After he was discharged and resting in his room at home, I approached the subject again, anxious to hear the same answers I had heard days before and making sure that drugs had not influenced his thoughts before. Again, he was confident in his faith and was quite deliberate in his choice of words to explain his faith. I was gratified. It was a special time for both of us as he cried. He expressed thanks to me for asking.
Bill was active in his church. He was faithful to attend each week. He served in various leadership capacities to help it do its work. He showed upmost respect to his pastors – and to me, even though I had no spiritual authority over him. I appreciated his expressions of kindness through our 18 years of living beside each other.

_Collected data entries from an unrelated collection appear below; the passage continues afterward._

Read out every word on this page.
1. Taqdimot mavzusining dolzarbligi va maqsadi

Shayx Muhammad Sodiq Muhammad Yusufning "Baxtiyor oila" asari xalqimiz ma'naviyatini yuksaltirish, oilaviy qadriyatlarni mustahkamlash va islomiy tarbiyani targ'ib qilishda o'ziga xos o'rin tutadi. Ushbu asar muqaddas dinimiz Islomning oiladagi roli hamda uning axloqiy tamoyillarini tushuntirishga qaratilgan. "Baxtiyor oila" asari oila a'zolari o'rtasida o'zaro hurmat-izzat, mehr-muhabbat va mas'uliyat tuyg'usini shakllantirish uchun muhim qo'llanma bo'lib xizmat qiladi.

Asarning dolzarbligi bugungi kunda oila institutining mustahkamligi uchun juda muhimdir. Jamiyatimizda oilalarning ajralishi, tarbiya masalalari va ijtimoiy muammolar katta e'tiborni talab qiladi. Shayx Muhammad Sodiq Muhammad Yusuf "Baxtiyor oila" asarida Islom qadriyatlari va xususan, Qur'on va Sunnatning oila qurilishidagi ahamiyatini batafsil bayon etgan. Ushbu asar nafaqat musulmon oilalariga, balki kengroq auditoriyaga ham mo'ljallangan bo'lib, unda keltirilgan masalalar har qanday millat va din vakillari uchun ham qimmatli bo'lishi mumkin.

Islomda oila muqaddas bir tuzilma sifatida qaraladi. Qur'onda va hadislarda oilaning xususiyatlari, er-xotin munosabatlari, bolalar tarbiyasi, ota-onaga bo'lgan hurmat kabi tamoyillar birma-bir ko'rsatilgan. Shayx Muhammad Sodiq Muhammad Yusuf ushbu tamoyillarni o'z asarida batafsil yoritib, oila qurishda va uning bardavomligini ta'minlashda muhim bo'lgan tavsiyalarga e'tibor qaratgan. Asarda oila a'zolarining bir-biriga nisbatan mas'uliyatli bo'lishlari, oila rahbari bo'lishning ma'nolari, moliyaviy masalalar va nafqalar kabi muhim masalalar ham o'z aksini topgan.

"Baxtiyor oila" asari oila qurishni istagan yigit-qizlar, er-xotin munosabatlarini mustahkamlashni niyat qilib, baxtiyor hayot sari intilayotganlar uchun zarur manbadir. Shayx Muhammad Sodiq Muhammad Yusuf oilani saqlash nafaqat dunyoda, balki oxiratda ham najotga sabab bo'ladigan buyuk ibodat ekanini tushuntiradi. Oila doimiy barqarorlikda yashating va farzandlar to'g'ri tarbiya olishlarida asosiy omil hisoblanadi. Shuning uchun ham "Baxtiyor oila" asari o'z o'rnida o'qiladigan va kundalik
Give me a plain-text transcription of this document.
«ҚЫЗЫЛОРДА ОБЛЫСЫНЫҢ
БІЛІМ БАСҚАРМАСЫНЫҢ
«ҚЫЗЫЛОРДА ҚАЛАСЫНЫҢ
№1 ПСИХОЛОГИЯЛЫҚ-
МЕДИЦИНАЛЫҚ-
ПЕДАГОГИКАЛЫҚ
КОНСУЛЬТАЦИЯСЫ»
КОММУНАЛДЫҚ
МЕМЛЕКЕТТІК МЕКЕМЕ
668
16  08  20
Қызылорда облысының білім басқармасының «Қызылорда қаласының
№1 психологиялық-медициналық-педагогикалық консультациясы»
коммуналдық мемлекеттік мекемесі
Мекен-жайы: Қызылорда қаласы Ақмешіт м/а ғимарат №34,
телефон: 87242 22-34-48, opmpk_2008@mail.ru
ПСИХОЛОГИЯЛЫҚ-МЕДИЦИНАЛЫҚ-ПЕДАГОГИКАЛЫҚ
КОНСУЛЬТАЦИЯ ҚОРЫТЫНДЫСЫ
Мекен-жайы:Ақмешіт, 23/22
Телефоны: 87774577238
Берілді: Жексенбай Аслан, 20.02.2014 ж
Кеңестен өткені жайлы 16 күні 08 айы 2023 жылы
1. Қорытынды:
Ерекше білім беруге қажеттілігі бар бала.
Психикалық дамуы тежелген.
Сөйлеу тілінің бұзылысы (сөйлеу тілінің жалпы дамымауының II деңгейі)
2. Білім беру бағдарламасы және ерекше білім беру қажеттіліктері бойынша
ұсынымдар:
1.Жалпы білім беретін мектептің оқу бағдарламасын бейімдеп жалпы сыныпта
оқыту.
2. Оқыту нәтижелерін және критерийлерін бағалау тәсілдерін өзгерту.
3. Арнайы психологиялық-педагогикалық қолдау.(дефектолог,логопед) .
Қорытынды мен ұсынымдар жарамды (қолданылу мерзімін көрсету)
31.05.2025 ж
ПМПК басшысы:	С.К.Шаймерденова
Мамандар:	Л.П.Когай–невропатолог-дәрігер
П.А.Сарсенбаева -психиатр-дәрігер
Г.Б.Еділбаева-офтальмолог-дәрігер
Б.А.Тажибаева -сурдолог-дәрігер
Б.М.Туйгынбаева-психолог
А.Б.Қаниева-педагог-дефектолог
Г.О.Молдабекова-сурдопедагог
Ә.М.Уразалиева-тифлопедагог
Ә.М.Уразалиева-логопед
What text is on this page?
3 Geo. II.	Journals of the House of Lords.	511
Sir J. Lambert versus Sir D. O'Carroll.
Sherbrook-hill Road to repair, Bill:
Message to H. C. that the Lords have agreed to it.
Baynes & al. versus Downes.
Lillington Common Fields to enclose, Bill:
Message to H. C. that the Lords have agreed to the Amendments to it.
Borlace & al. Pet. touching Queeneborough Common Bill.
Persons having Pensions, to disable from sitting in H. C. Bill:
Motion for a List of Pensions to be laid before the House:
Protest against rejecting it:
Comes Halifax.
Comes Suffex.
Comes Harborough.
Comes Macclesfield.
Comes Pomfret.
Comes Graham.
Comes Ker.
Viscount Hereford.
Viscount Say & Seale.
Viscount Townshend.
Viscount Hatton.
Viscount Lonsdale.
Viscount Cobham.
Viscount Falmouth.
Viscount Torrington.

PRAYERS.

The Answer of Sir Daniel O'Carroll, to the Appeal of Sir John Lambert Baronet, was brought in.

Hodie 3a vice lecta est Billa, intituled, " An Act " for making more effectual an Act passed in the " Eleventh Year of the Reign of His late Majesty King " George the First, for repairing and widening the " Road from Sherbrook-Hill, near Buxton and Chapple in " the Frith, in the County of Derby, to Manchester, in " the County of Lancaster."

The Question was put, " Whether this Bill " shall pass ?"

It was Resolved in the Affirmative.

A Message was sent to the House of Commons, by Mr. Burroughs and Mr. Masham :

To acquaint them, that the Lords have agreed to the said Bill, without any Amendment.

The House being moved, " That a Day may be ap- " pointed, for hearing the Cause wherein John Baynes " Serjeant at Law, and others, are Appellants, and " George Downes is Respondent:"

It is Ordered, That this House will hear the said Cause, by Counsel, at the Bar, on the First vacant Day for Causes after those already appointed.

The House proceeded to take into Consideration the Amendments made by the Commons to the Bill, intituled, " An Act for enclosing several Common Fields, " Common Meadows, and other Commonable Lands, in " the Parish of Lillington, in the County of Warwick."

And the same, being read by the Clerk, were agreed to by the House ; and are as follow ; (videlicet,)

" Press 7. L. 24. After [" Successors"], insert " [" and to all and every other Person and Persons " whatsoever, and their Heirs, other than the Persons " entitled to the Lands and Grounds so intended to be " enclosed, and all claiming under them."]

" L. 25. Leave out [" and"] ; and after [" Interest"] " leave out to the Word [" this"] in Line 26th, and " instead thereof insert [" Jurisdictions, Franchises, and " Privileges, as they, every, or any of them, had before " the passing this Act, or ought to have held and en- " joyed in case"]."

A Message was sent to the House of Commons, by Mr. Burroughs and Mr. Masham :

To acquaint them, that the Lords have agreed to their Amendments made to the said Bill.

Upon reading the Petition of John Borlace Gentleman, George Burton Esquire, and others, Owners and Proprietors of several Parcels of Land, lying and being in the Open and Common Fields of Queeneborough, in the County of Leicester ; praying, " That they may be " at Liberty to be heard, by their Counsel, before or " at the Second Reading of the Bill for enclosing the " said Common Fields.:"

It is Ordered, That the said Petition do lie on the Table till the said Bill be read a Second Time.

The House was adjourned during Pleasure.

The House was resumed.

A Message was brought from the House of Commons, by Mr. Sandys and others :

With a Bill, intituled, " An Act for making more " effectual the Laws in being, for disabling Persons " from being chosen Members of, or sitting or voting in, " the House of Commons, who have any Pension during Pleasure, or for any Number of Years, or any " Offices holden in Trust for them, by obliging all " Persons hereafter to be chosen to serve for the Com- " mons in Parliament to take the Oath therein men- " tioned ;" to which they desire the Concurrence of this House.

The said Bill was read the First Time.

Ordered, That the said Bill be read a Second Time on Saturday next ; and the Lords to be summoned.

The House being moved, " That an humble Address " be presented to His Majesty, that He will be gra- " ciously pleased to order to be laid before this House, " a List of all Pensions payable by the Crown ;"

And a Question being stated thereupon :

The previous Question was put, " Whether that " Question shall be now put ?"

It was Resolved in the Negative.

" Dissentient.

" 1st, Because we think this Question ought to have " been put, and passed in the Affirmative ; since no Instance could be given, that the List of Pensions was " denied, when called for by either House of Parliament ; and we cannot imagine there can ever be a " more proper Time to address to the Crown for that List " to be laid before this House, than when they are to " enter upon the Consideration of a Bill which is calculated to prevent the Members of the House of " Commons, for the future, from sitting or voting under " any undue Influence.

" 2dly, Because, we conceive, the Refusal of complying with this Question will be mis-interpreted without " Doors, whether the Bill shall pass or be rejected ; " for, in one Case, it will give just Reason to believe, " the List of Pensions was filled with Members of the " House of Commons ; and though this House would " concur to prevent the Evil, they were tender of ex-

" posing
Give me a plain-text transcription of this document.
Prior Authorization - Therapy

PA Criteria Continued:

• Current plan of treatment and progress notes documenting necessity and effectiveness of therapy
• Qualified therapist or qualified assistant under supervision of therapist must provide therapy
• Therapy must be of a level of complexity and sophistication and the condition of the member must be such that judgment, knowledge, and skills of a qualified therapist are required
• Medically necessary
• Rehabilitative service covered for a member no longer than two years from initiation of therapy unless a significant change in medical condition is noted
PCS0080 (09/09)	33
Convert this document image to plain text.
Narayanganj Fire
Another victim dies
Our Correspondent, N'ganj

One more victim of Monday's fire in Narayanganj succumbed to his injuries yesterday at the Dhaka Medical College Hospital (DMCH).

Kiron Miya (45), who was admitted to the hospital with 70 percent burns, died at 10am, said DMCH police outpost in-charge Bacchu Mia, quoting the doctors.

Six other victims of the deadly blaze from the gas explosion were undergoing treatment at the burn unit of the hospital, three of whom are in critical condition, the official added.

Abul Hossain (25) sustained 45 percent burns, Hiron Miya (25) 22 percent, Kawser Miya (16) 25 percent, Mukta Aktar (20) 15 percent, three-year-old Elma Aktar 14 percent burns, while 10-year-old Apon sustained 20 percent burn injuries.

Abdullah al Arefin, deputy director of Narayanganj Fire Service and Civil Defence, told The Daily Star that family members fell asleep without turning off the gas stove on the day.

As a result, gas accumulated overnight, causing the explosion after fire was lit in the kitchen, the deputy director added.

As I think of Bill, I think of Keep Believing Ministries. This ministry is about the endeavor to encourage people like Bill to “keep believing”. Bill’s hope was in his God. He was settled in his heart about his relationship with Christ. The disblief I had in Bill’s passing is consumed with the joy that Bill “believed”. He is safe in the care of Jesus now and I am thankful.
KBM is about helping people to believe and to keep believing. Ray’s books have become a phenomenal blessing to thousands, if not millions, of people around the world. Not only are they published in English, but in Chinese and soon in Spanish.
An Anchor for the Soul has had huge influence among those in critical need, following the disasters of 9-11, Hurricanes Katrina and Rita, and the soldiers in Iraq and Afghanistan. Thousands of copies are being distributed in China as we write, being given as gifts to those who make purchases in various business establishments.
Ray’s “e-sermons” have touched thousands of lives as people read and enlarge their understanding of the Scriptures, becoming ready to give an answer for the hope that is within them.
Ray is not in this “for-profit”. He has been giving all of this away. All of “this” actually means that he is giving “himself” away. As he does, Jesus Christ is glorified. The name of Jesus is being made bigger and better because of these efforts to communicate Christ around the world.
Continue to pray for Ray and Marlene. I am looking forward to God planting them in a substantial work of global proportions allowing them the opportunity to propel Christ’s name even further. In the meantime, God will increase His blessing upon this meager effort to give all that we have to let the encouragement of Ray’s faith to challenge us to do and be the same – and more – for those we know.
God bless you, Ray. May you know God’s fulfillment in all that you do for Him. As we think about people like Bill, my next door neighbor, the sorrow and longings in our hearts are exchanged for joy and gladness as we know we will see them again one day in Glory!